Schüler, Studenten und Arbeitslose betroffen

Wie andere Symptome der Pandemie trifft auch die
"Wochentagsamnesie" nicht alle Bevölkerungsgruppen gleich: Neben Schülern und Studenten, unter denen sechs von zehn bei der Befragung während des ersten Lockdowns Anfang April manchmal den Wochentag vergaßen, waren auch Arbeitslose mit 40 Prozent besonders stark betroffen. Unter Pensionisten waren es allen Vorurteilen über Vergesslichkeit zum Trotz nur 24 Prozent - so wenig wie in keiner anderen Gruppe. Keine Unterschiede gab es wider Erwarten beim gefühlten Verlust der Zeitstruktur zwischen Befragten, die im Homeoffice waren, und jenen, die normal ihrer Arbeit nachgehen konnten (28 bzw. 29 Prozent). Menschen in Kurzarbeit litten mit 34 Prozent etwas öfter an "Wochentagsamnesie".

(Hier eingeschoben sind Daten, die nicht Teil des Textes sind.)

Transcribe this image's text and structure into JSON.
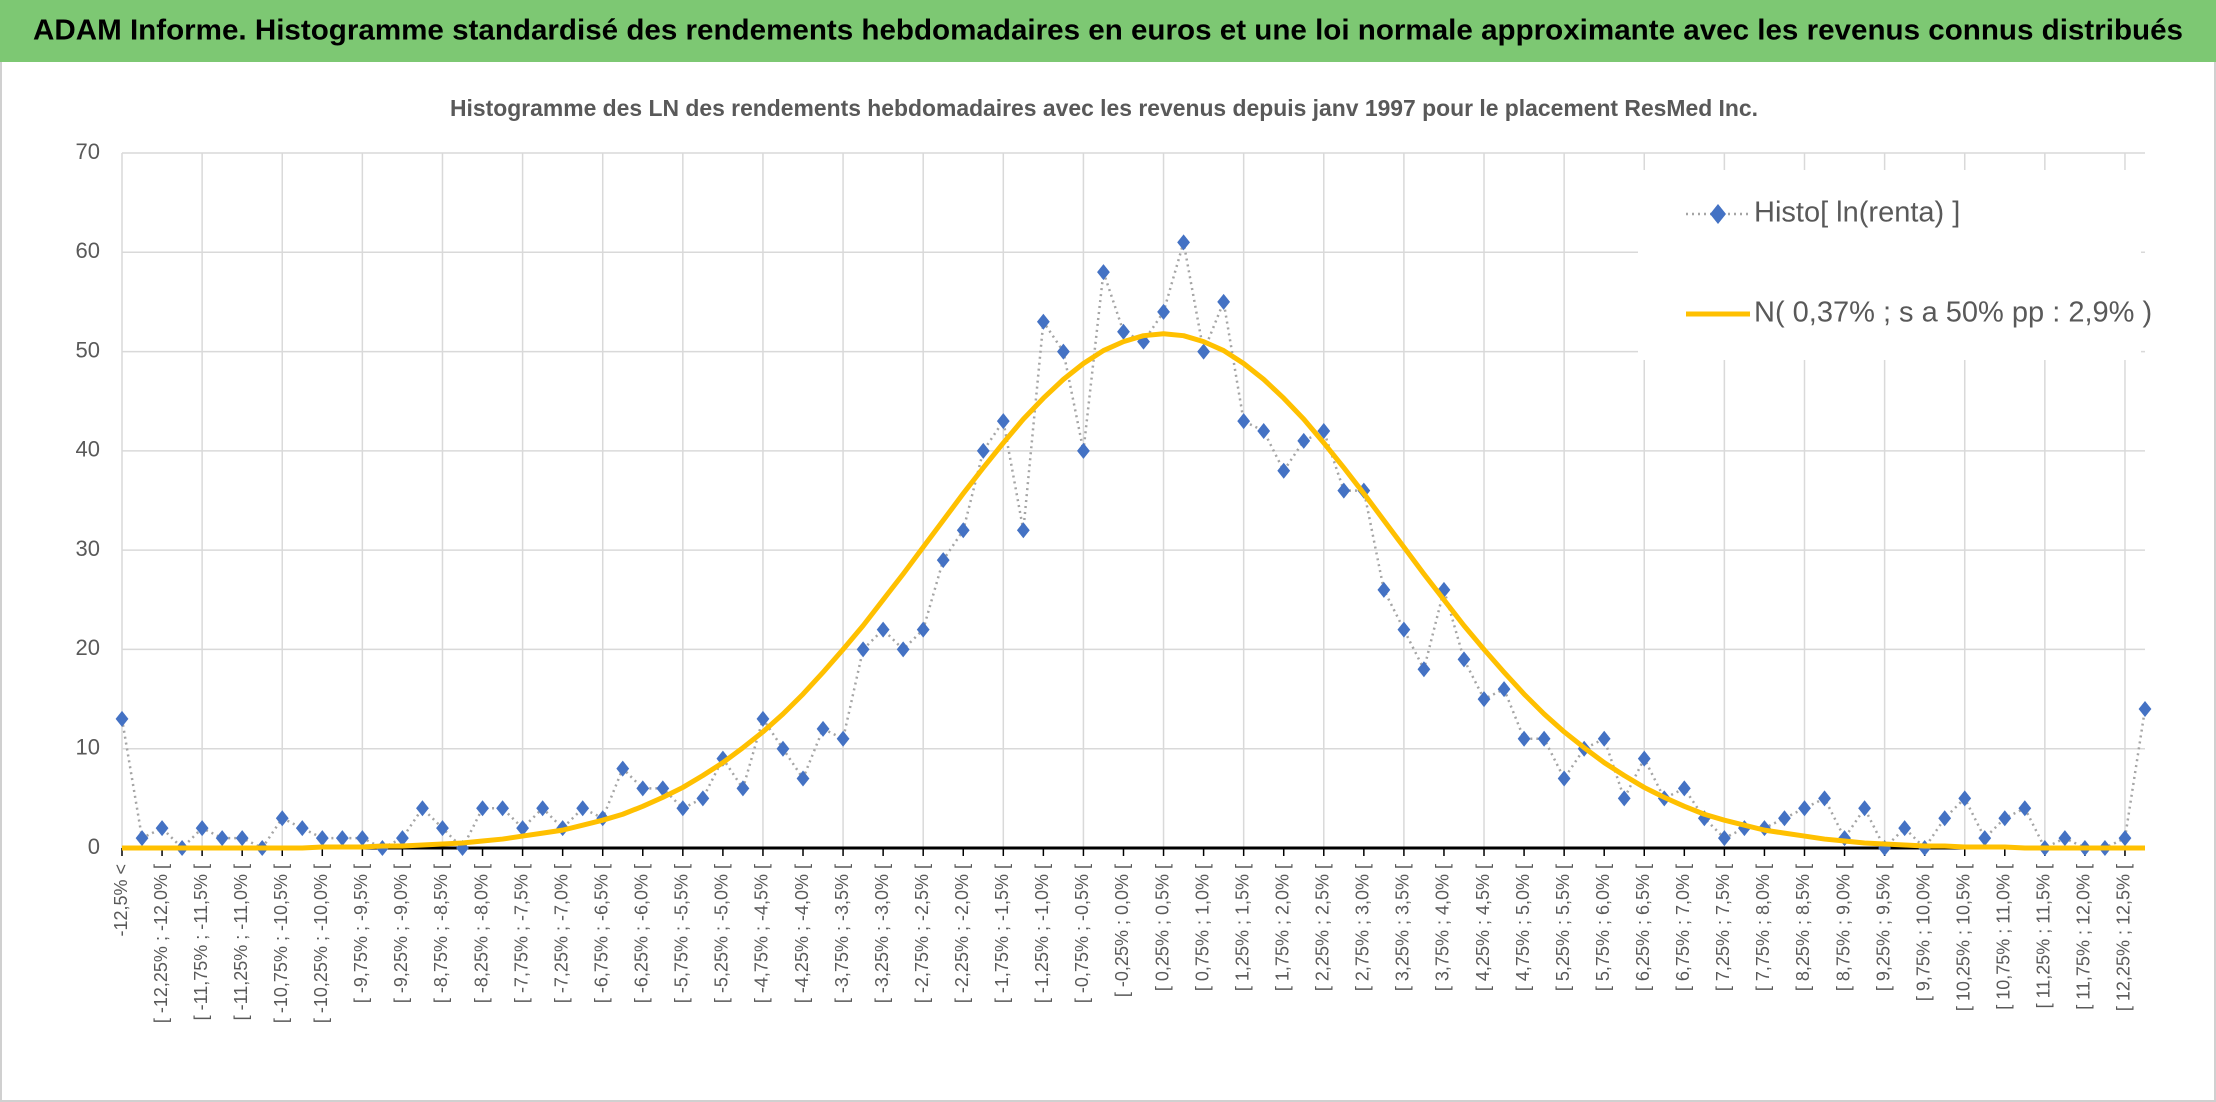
{
  "chart_data": {
    "type": "line",
    "title": "ADAM Informe. Histogramme standardisé des rendements hebdomadaires en euros et une loi normale approximante avec les revenus connus distribués",
    "subtitle": "Histogramme des LN des rendements hebdomadaires avec les revenus depuis janv 1997 pour le placement ResMed Inc.",
    "categories": [
      "-12,5% <",
      null,
      "[ -12,25% ; -12,0% [",
      null,
      "[ -11,75% ; -11,5% [",
      null,
      "[ -11,25% ; -11,0% [",
      null,
      "[ -10,75% ; -10,5% [",
      null,
      "[ -10,25% ; -10,0% [",
      null,
      "[ -9,75% ; -9,5% [",
      null,
      "[ -9,25% ; -9,0% [",
      null,
      "[ -8,75% ; -8,5% [",
      null,
      "[ -8,25% ; -8,0% [",
      null,
      "[ -7,75% ; -7,5% [",
      null,
      "[ -7,25% ; -7,0% [",
      null,
      "[ -6,75% ; -6,5% [",
      null,
      "[ -6,25% ; -6,0% [",
      null,
      "[ -5,75% ; -5,5% [",
      null,
      "[ -5,25% ; -5,0% [",
      null,
      "[ -4,75% ; -4,5% [",
      null,
      "[ -4,25% ; -4,0% [",
      null,
      "[ -3,75% ; -3,5% [",
      null,
      "[ -3,25% ; -3,0% [",
      null,
      "[ -2,75% ; -2,5% [",
      null,
      "[ -2,25% ; -2,0% [",
      null,
      "[ -1,75% ; -1,5% [",
      null,
      "[ -1,25% ; -1,0% [",
      null,
      "[ -0,75% ; -0,5% [",
      null,
      "[ -0,25% ; 0,0% [",
      null,
      "[ 0,25% ; 0,5% [",
      null,
      "[ 0,75% ; 1,0% [",
      null,
      "[ 1,25% ; 1,5% [",
      null,
      "[ 1,75% ; 2,0% [",
      null,
      "[ 2,25% ; 2,5% [",
      null,
      "[ 2,75% ; 3,0% [",
      null,
      "[ 3,25% ; 3,5% [",
      null,
      "[ 3,75% ; 4,0% [",
      null,
      "[ 4,25% ; 4,5% [",
      null,
      "[ 4,75% ; 5,0% [",
      null,
      "[ 5,25% ; 5,5% [",
      null,
      "[ 5,75% ; 6,0% [",
      null,
      "[ 6,25% ; 6,5% [",
      null,
      "[ 6,75% ; 7,0% [",
      null,
      "[ 7,25% ; 7,5% [",
      null,
      "[ 7,75% ; 8,0% [",
      null,
      "[ 8,25% ; 8,5% [",
      null,
      "[ 8,75% ; 9,0% [",
      null,
      "[ 9,25% ; 9,5% [",
      null,
      "[ 9,75% ; 10,0% [",
      null,
      "[ 10,25% ; 10,5% [",
      null,
      "[ 10,75% ; 11,0% [",
      null,
      "[ 11,25% ; 11,5% [",
      null,
      "[ 11,75% ; 12,0% [",
      null,
      "[ 12,25% ; 12,5% [",
      null
    ],
    "series": [
      {
        "name": "Histo[ ln(renta) ]",
        "color": "#4472c4",
        "values": [
          13,
          1,
          2,
          0,
          2,
          1,
          1,
          0,
          3,
          2,
          1,
          1,
          1,
          0,
          1,
          4,
          2,
          0,
          4,
          4,
          2,
          4,
          2,
          4,
          3,
          8,
          6,
          6,
          4,
          5,
          9,
          6,
          13,
          10,
          7,
          12,
          11,
          20,
          22,
          20,
          22,
          29,
          32,
          40,
          43,
          32,
          53,
          50,
          40,
          58,
          52,
          51,
          54,
          61,
          50,
          55,
          43,
          42,
          38,
          41,
          42,
          36,
          36,
          26,
          22,
          18,
          26,
          19,
          15,
          16,
          11,
          11,
          7,
          10,
          11,
          5,
          9,
          5,
          6,
          3,
          1,
          2,
          2,
          3,
          4,
          5,
          1,
          4,
          0,
          2,
          0,
          3,
          5,
          1,
          3,
          4,
          0,
          1,
          0,
          0,
          1,
          14
        ]
      },
      {
        "name": "N( 0,37% ; s a 50% pp : 2,9% )",
        "color": "#ffc000",
        "values": [
          0,
          0,
          0,
          0,
          0,
          0,
          0,
          0,
          0,
          0,
          0.1,
          0.1,
          0.1,
          0.2,
          0.2,
          0.3,
          0.4,
          0.5,
          0.7,
          0.9,
          1.2,
          1.5,
          1.8,
          2.3,
          2.8,
          3.4,
          4.2,
          5.1,
          6.1,
          7.3,
          8.6,
          10.1,
          11.7,
          13.5,
          15.5,
          17.7,
          20.0,
          22.4,
          25.0,
          27.6,
          30.3,
          33.0,
          35.7,
          38.3,
          40.8,
          43.2,
          45.3,
          47.2,
          48.8,
          50.1,
          51.0,
          51.6,
          51.8,
          51.6,
          51.0,
          50.1,
          48.8,
          47.2,
          45.3,
          43.2,
          40.8,
          38.3,
          35.7,
          33.0,
          30.3,
          27.6,
          25.0,
          22.4,
          20.0,
          17.7,
          15.5,
          13.5,
          11.7,
          10.1,
          8.6,
          7.3,
          6.1,
          5.1,
          4.2,
          3.4,
          2.8,
          2.3,
          1.8,
          1.5,
          1.2,
          0.9,
          0.7,
          0.5,
          0.4,
          0.3,
          0.2,
          0.2,
          0.1,
          0.1,
          0.1,
          0,
          0,
          0,
          0,
          0,
          0,
          0
        ]
      }
    ],
    "ylim": [
      0,
      70
    ],
    "yticks": [
      0,
      10,
      20,
      30,
      40,
      50,
      60,
      70
    ],
    "grid": true,
    "legend": "top-right"
  }
}
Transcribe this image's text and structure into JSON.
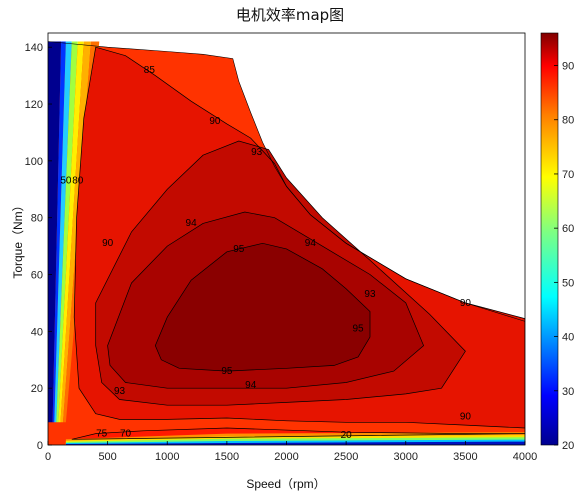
{
  "chart_data": {
    "type": "heatmap",
    "title": "电机效率map图",
    "xlabel": "Speed（rpm）",
    "ylabel": "Torque（Nm）",
    "xlim": [
      0,
      4000
    ],
    "ylim": [
      0,
      145
    ],
    "x_ticks": [
      0,
      500,
      1000,
      1500,
      2000,
      2500,
      3000,
      3500,
      4000
    ],
    "y_ticks": [
      0,
      20,
      40,
      60,
      80,
      100,
      120,
      140
    ],
    "colorbar": {
      "min": 20,
      "max": 96,
      "ticks": [
        20,
        30,
        40,
        50,
        60,
        70,
        80,
        90
      ],
      "colormap": "jet"
    },
    "max_torque_curve": [
      [
        0,
        142
      ],
      [
        500,
        140
      ],
      [
        1000,
        138.5
      ],
      [
        1300,
        137.5
      ],
      [
        1550,
        136
      ],
      [
        1600,
        128
      ],
      [
        1700,
        117
      ],
      [
        1800,
        106.5
      ],
      [
        1900,
        98
      ],
      [
        2000,
        91
      ],
      [
        2200,
        81
      ],
      [
        2500,
        71
      ],
      [
        3000,
        58.5
      ],
      [
        3500,
        50
      ],
      [
        4000,
        43.5
      ]
    ],
    "efficiency_regions": [
      {
        "level": 85,
        "color": "#ff1a00",
        "boundary": [
          [
            200,
            2
          ],
          [
            400,
            4
          ],
          [
            800,
            5
          ],
          [
            1500,
            6
          ],
          [
            2500,
            4.5
          ],
          [
            3500,
            4
          ],
          [
            4000,
            4
          ]
        ]
      },
      {
        "level": 90,
        "color": "#e61400",
        "boundary": [
          [
            400,
            140
          ],
          [
            650,
            137
          ],
          [
            900,
            130
          ],
          [
            1200,
            121
          ],
          [
            1500,
            113
          ],
          [
            1700,
            108
          ],
          [
            1900,
            99
          ],
          [
            2000,
            91
          ],
          [
            2200,
            81
          ],
          [
            2500,
            71
          ],
          [
            3000,
            58.5
          ],
          [
            3500,
            50
          ],
          [
            4000,
            44.5
          ],
          [
            4000,
            6
          ],
          [
            3500,
            7
          ],
          [
            3000,
            8
          ],
          [
            2500,
            8
          ],
          [
            2000,
            8.5
          ],
          [
            1500,
            9.5
          ],
          [
            1000,
            9
          ],
          [
            600,
            9
          ],
          [
            400,
            11
          ],
          [
            260,
            20
          ],
          [
            220,
            45
          ],
          [
            240,
            80
          ],
          [
            300,
            115
          ]
        ]
      },
      {
        "level": 93,
        "color": "#c20a00",
        "boundary": [
          [
            400,
            50
          ],
          [
            700,
            75
          ],
          [
            1000,
            90
          ],
          [
            1300,
            102
          ],
          [
            1600,
            107
          ],
          [
            1850,
            104
          ],
          [
            2000,
            94
          ],
          [
            2300,
            80
          ],
          [
            2700,
            65
          ],
          [
            3200,
            46
          ],
          [
            3500,
            33
          ],
          [
            3300,
            20
          ],
          [
            3000,
            18
          ],
          [
            2500,
            16
          ],
          [
            2000,
            15
          ],
          [
            1500,
            14
          ],
          [
            1000,
            14
          ],
          [
            600,
            16
          ],
          [
            450,
            22
          ],
          [
            400,
            35
          ]
        ]
      },
      {
        "level": 94,
        "color": "#a80300",
        "boundary": [
          [
            500,
            35
          ],
          [
            700,
            57
          ],
          [
            1000,
            70
          ],
          [
            1300,
            78
          ],
          [
            1650,
            82
          ],
          [
            1900,
            80
          ],
          [
            2300,
            70
          ],
          [
            2700,
            60
          ],
          [
            3000,
            50
          ],
          [
            3150,
            35
          ],
          [
            2900,
            26
          ],
          [
            2500,
            22
          ],
          [
            2000,
            20
          ],
          [
            1500,
            20
          ],
          [
            1000,
            20
          ],
          [
            650,
            22
          ],
          [
            520,
            28
          ]
        ]
      },
      {
        "level": 95,
        "color": "#8a0000",
        "boundary": [
          [
            900,
            35
          ],
          [
            1000,
            45
          ],
          [
            1200,
            58
          ],
          [
            1500,
            68
          ],
          [
            1800,
            71
          ],
          [
            2000,
            69
          ],
          [
            2300,
            62
          ],
          [
            2500,
            55
          ],
          [
            2700,
            47
          ],
          [
            2700,
            38
          ],
          [
            2600,
            31
          ],
          [
            2400,
            28
          ],
          [
            2000,
            27
          ],
          [
            1500,
            26
          ],
          [
            1100,
            27
          ],
          [
            950,
            30
          ]
        ]
      }
    ],
    "contour_labels": [
      "20",
      "50",
      "70",
      "75",
      "80",
      "85",
      "90",
      "93",
      "94",
      "95"
    ]
  }
}
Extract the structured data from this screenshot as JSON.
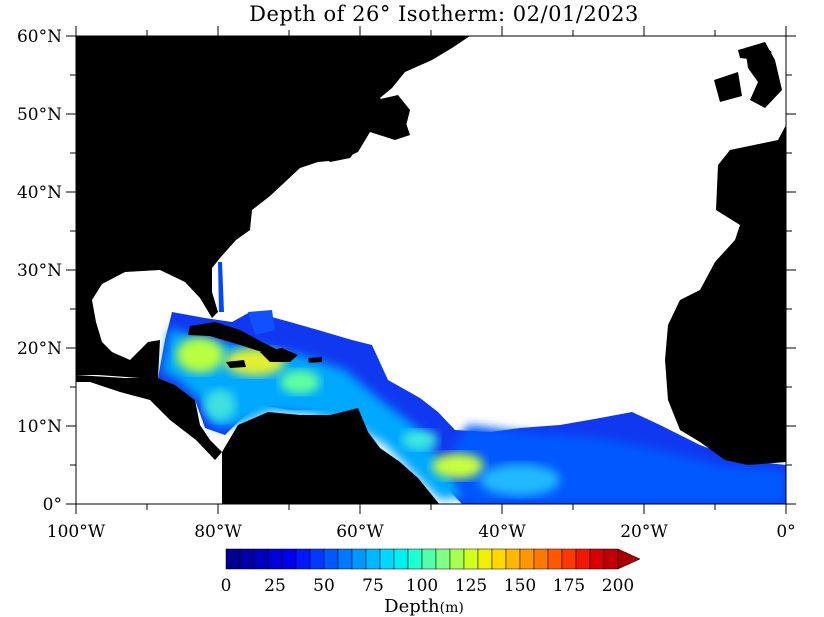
{
  "map": {
    "title": "Depth of 26° Isotherm: 02/01/2023",
    "lat_labels": [
      "60°N",
      "50°N",
      "40°N",
      "30°N",
      "20°N",
      "10°N",
      "0°"
    ],
    "lon_labels": [
      "100°W",
      "80°W",
      "60°W",
      "40°W",
      "20°W",
      "0°"
    ],
    "land_color": "#000000",
    "background_color": "#ffffff"
  },
  "colorbar": {
    "tick_labels": [
      "0",
      "25",
      "50",
      "75",
      "100",
      "125",
      "150",
      "175",
      "200"
    ],
    "label": "Depth",
    "unit": "(m)",
    "range": [
      0,
      200
    ],
    "extend": "max",
    "colors": [
      "#000090",
      "#0000a8",
      "#0000c0",
      "#0000d8",
      "#0000f0",
      "#0018ff",
      "#0038ff",
      "#0058ff",
      "#0078ff",
      "#0098ff",
      "#00b8ff",
      "#00d8ff",
      "#00f0f0",
      "#20ffd0",
      "#50ffa8",
      "#80ff80",
      "#a8ff50",
      "#d0ff20",
      "#f0f000",
      "#ffd800",
      "#ffb800",
      "#ff9800",
      "#ff7800",
      "#ff5800",
      "#ff3800",
      "#f01800",
      "#d80000",
      "#c00000",
      "#a80000"
    ]
  }
}
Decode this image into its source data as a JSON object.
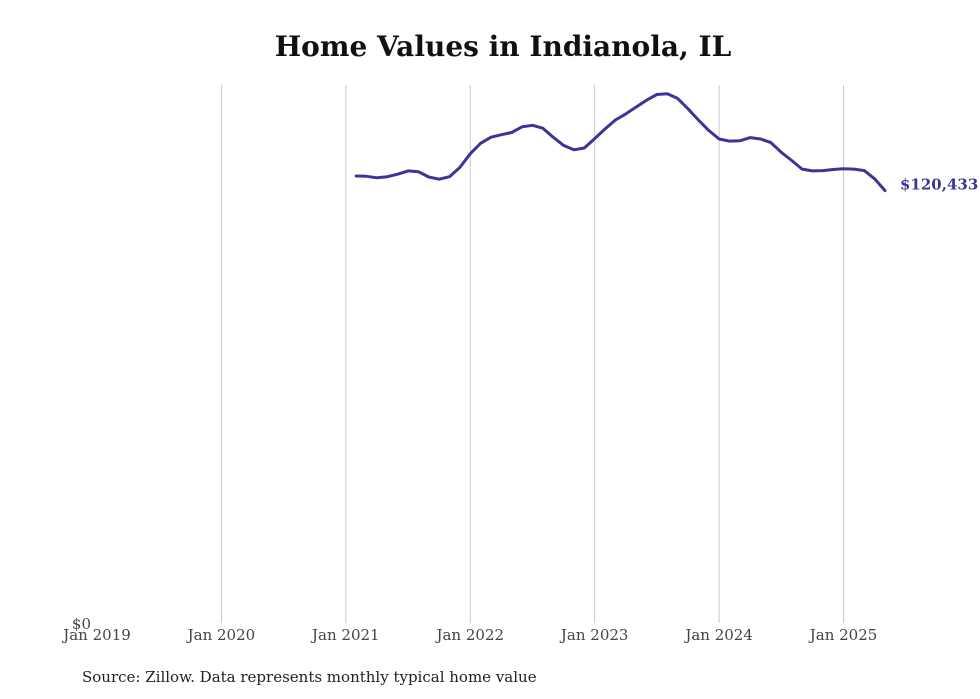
{
  "title": "Home Values in Indianola, IL",
  "source": "Source: Zillow. Data represents monthly typical home value",
  "colors": {
    "line": "#3a3597",
    "grid": "#c8c8c8",
    "text": "#444444"
  },
  "chart_data": {
    "type": "line",
    "title": "Home Values in Indianola, IL",
    "xlabel": "",
    "ylabel": "",
    "grid": "vertical",
    "x_ticks": [
      "Jan 2019",
      "Jan 2020",
      "Jan 2021",
      "Jan 2022",
      "Jan 2023",
      "Jan 2024",
      "Jan 2025"
    ],
    "y_ticks": [
      "$0"
    ],
    "xlim": [
      "2019-01",
      "2025-05"
    ],
    "ylim": [
      0,
      149000
    ],
    "end_label": "$120,433",
    "series": [
      {
        "x": [
          "2021-02",
          "2021-03",
          "2021-04",
          "2021-05",
          "2021-06",
          "2021-07",
          "2021-08",
          "2021-09",
          "2021-10",
          "2021-11",
          "2021-12",
          "2022-01",
          "2022-02",
          "2022-03",
          "2022-04",
          "2022-05",
          "2022-06",
          "2022-07",
          "2022-08",
          "2022-09",
          "2022-10",
          "2022-11",
          "2022-12",
          "2023-01",
          "2023-02",
          "2023-03",
          "2023-04",
          "2023-05",
          "2023-06",
          "2023-07",
          "2023-08",
          "2023-09",
          "2023-10",
          "2023-11",
          "2023-12",
          "2024-01",
          "2024-02",
          "2024-03",
          "2024-04",
          "2024-05",
          "2024-06",
          "2024-07",
          "2024-08",
          "2024-09",
          "2024-10",
          "2024-11",
          "2024-12",
          "2025-01",
          "2025-02",
          "2025-03",
          "2025-04",
          "2025-05"
        ],
        "y": [
          124500,
          124400,
          124000,
          124300,
          125000,
          125900,
          125700,
          124200,
          123600,
          124300,
          126900,
          130700,
          133600,
          135300,
          136000,
          136600,
          138200,
          138600,
          137800,
          135300,
          133000,
          131800,
          132300,
          134900,
          137600,
          140100,
          141800,
          143700,
          145600,
          147200,
          147400,
          146100,
          143200,
          140100,
          137200,
          134800,
          134200,
          134300,
          135200,
          134800,
          133800,
          131100,
          128800,
          126400,
          125900,
          126000,
          126300,
          126500,
          126400,
          126000,
          123700,
          120433
        ]
      }
    ]
  }
}
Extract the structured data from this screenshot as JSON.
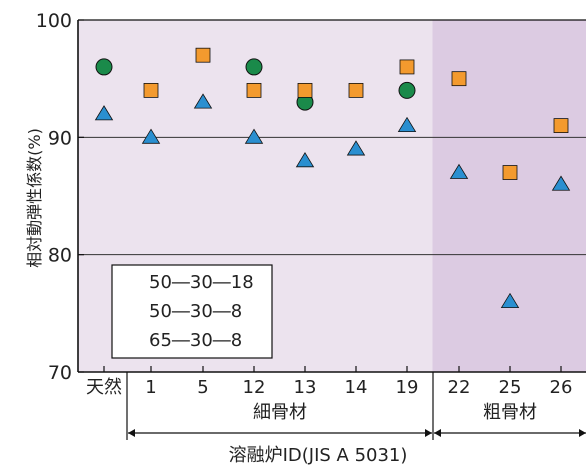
{
  "chart_data": {
    "type": "scatter",
    "ylabel": "相対動弾性係数(%)",
    "xlabel": "溶融炉ID(JIS A 5031)",
    "ylim": [
      70,
      100
    ],
    "y_ticks": [
      70,
      80,
      90,
      100
    ],
    "categories": [
      "天然",
      "1",
      "5",
      "12",
      "13",
      "14",
      "19",
      "22",
      "25",
      "26"
    ],
    "groups": [
      {
        "label": "細骨材",
        "from": "1",
        "to": "19"
      },
      {
        "label": "粗骨材",
        "from": "22",
        "to": "26"
      }
    ],
    "shaded_region_from": "22",
    "grid": "horizontal",
    "legend_position": "bottom-left",
    "series": [
      {
        "name": "50―30―18",
        "marker": "circle",
        "color": "#1a8a4a",
        "values": [
          96,
          null,
          null,
          96,
          93,
          null,
          94,
          null,
          null,
          null
        ]
      },
      {
        "name": "50―30―8",
        "marker": "square",
        "color": "#f39a2e",
        "values": [
          null,
          94,
          97,
          94,
          94,
          94,
          96,
          95,
          87,
          91
        ]
      },
      {
        "name": "65―30―8",
        "marker": "triangle",
        "color": "#2a8fd0",
        "values": [
          92,
          90,
          93,
          90,
          88,
          89,
          91,
          87,
          76,
          86
        ]
      }
    ],
    "colors": {
      "plot_bg": "#ece3ee",
      "shaded_bg": "#dccbe2",
      "grid": "#333333",
      "axis": "#111111"
    }
  }
}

Parallel zur (vorübergehenden) Lockerung der strengen
Corona-Maßnahmen (Ausgangssperren, Schließung von
Bildungseinrichtungen, Einschränkungen bei Freizeitaktivitäten) hat
die "Wochentagsamnesie" dann wieder drastisch abgenommen, zeigen die Daten des Austrian Corona Panel Projects, für das seit März 1500 Personen regelmäßig befragt werden. Über die gesamte Bevölkerung waren im April 33 Prozent betroffen, im Oktober waren es nur noch zwölf. Bei Schülern und Studenten sank der Wert von 61 auf 25 Prozent, unter Arbeitslosen von 40 auf 30 Prozent, unter
Pensionisten von 24 auf acht Prozent. Für die Forscher ist
angesichts dieser parallelen Entwicklung von Corona-Maßnahmen und "Wochentagsamnesie"-Betroffenheit allerdings auch "davon auszugehen, dass mit der Wiedereinführung strengerer Maßnahmen und abermaliger Einschränkungen im Freizeitbereich auch wieder ein verändertes Zeitempfinden vermehrt auftreten kann".